求められて、満たされた

声だけでも聞きたかった。

私はイヤホンで耳を塞ぐ。

そして、音量を最大にして音楽をかける。

爆音で流れる音楽は騒音にも近かったけれど、何でもいいから音が欲しかった。

無の状態が怖かった。

きっと、朝になれば俊介の方から連絡をくれるだろうからそれまで耐えよう。

そうやってずっと爆音で音楽を聴いて待った。



『奈生ーおはよー。

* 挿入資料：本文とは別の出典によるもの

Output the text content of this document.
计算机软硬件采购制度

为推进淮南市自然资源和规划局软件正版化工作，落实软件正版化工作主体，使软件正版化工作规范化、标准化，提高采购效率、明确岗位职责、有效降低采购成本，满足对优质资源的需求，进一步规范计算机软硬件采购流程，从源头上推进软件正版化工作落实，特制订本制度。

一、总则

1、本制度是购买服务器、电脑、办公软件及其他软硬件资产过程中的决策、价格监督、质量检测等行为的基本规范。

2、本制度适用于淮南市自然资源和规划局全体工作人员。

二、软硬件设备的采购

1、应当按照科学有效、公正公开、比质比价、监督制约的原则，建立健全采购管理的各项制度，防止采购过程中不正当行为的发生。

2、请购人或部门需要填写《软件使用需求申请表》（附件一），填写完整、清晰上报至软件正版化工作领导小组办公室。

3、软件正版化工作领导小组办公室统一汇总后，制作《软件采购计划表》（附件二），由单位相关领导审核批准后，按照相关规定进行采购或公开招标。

』

予想通り朝になると俊介から連絡が来た。

それを読んですぐに私は躊躇いもなく俊介に通話をかけた。

俊介はワンコールで電話に出てくれた。

「どした?」

「俊介…会いたい…」

「なんかあった?家だよね?すぐ行くから。電話繋いだままの方いい?」

「うん。切らないで。」

俊介の声を聞くと凄く安心した。

そして変わらずにすぐに来てくれる所に癒された。

俊介は運転中はイヤホンが出来ないためスピーカーモードにしてたからか声は遠かったけれど、明るいトーンで色々話してくれていた。

無言にならないように話を繋げてくれた。

言ってくれたように俊介はすぐに私の元に来てくれた。